The stories of Irish travellers before me had inspired me. So many Irish people went out into the world. They became outlaws and presidents and ordinary people building new communities. Irish people travel; it’s what we do. It’s hard not to seek adventure growing up on an island with a coastline that was a gateway to some of the greatest voyages of discovery in history.
In Vancouver I live my seven-year-old-self’s dream. I work on animated Barbie movies during the week and sail the gulf islands at the weekend. I embrace Canadian culture. I drink craft beer watching hockey wearing yoga pants eating poutine. I live for statutory holidays so I can pack up my all-wheel drive and either go skiing or camping depending on the season.
It hasn’t always been easy. I have faced many life challenges and struggles setting up a life away from family and friends. Even though Alice was in Wonderland and Dorothy was in Oz they still thought of home. I love the life I have built here but I think of home and the memories I made there often.
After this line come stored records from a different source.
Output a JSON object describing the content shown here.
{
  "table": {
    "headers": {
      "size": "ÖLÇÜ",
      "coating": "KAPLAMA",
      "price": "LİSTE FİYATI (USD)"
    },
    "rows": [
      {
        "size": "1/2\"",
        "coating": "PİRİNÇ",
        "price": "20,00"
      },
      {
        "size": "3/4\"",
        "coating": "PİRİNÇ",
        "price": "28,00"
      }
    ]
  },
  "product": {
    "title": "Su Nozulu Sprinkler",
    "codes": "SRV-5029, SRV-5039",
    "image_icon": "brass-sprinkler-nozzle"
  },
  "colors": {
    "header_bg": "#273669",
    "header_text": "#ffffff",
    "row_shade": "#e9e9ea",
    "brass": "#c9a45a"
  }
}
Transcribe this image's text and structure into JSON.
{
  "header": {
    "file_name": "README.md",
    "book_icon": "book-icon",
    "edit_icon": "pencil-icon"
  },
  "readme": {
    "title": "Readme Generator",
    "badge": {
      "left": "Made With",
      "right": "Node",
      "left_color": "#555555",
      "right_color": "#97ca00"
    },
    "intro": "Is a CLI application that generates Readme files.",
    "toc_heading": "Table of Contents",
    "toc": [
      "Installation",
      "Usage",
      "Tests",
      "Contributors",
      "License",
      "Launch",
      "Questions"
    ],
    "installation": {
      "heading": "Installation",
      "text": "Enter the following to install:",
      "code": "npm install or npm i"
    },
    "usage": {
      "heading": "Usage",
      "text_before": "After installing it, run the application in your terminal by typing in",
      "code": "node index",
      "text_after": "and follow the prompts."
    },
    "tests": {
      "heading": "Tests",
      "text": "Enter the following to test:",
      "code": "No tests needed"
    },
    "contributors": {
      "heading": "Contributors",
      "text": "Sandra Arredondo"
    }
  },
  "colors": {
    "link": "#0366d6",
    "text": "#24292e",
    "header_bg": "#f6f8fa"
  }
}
When Seamus Heaney passed away, I had my whole office read Midterm Break and explained to them his contribution to Irish history and culture. I will often email the national anthem to a colleague to prove Irish is an actual language. My friends laugh at my attempts to pronounce my th’s.
I’m currently purchasing a sailboat that I will fittingly call Grace O’Malley. Maybe I will sail home on the boat, or maybe I will bring my stories of Ireland to a new land. There is a great comfort in knowing that Ireland will always come with me even if I never step foot on her soil again.